Raise fuel prices to pay for refugee crisis?
Valdis Dombrovskis, Vice-President of the EU Commission, has endorsed the proposal put forward by the German Finance Minister Schäuble to finance the reception and integration of refugees with a Europe-wide fuel tax. The Latvian press thinks little of its countryman's behaviour.
Dombrovskis focused on tax hike
Once again the people will have to foot the bill, the business daily Dienas bizness rails:
“Now even the Latvian EU Commissioner Dombrovskis has described an additional tax on petrol as an innovative solution, and backed up his claim with the argument that in any event the oil price is at an all-time low.
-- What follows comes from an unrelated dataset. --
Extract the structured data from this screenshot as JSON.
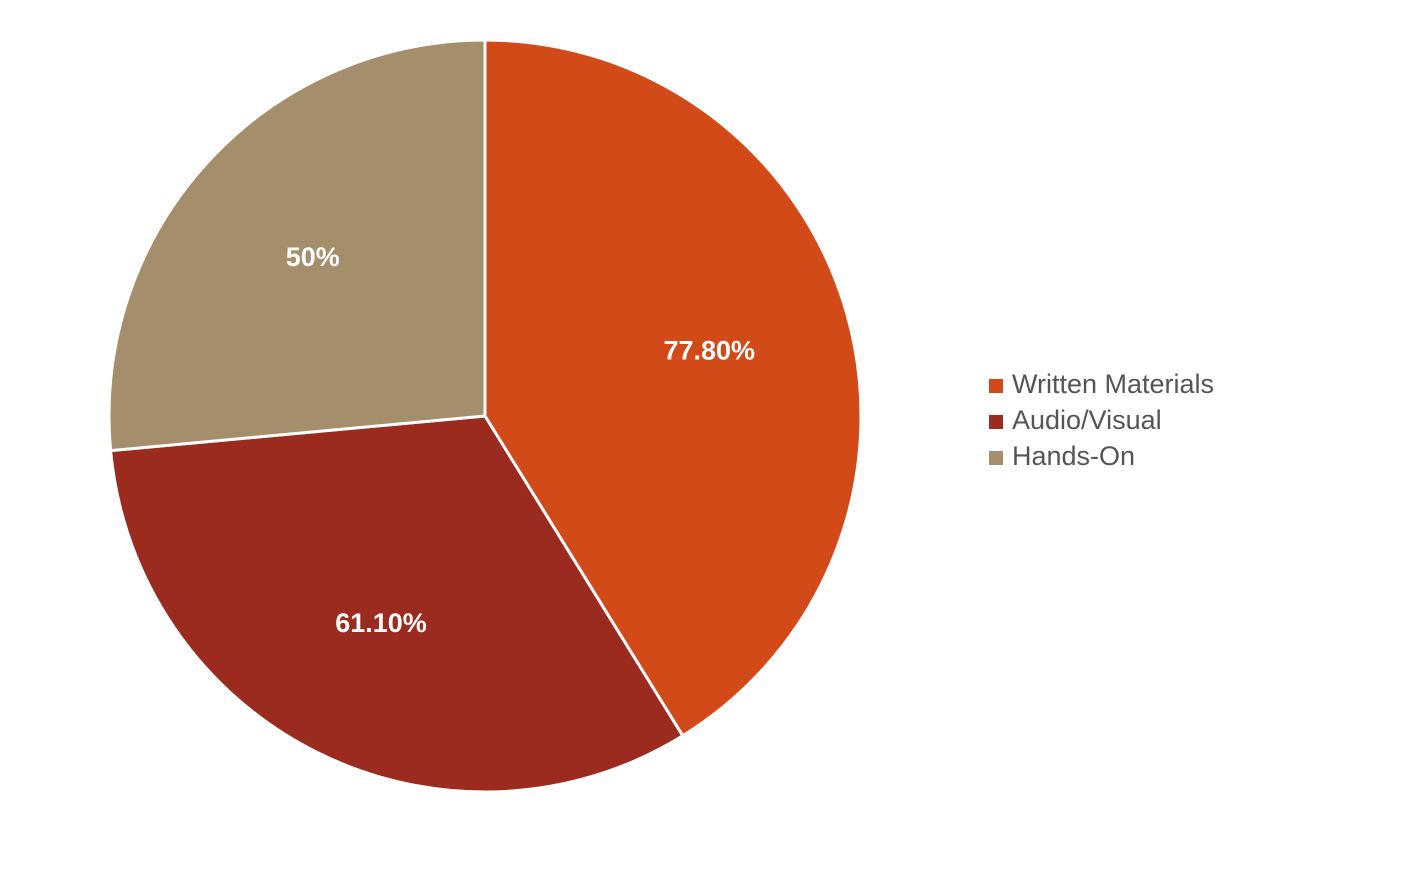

The people of Latvia have already felt the effects of Dombrovskis' reasoning first-hand: economic crisis, consolidation, the post-crisis era. We've never had to cinch our belts this tight - which has prompted a considerable number of Latvians to buy one-way tickets to Europe. Now our Mr Euro is trying to pursue this tactic on a European level.”
German economy would benefit most from tax
If EU consumers are made to pay higher fuel taxes to finance the flood of refugees it will mainly help the German economy, the liberal daily Diena writes:
“For the moment the German job market needs labourers who won't raise production costs. All the more so given that the Chinese economy is collapsing and the trend in the global economy points towards deflation. ... If the refugees are willing to join the European labour market Latvians who pay the petrol tax will above all be helping the German and Swedish economies, because the wage levels are higher there. Latvia will most likely attract the least active asylum seekers.”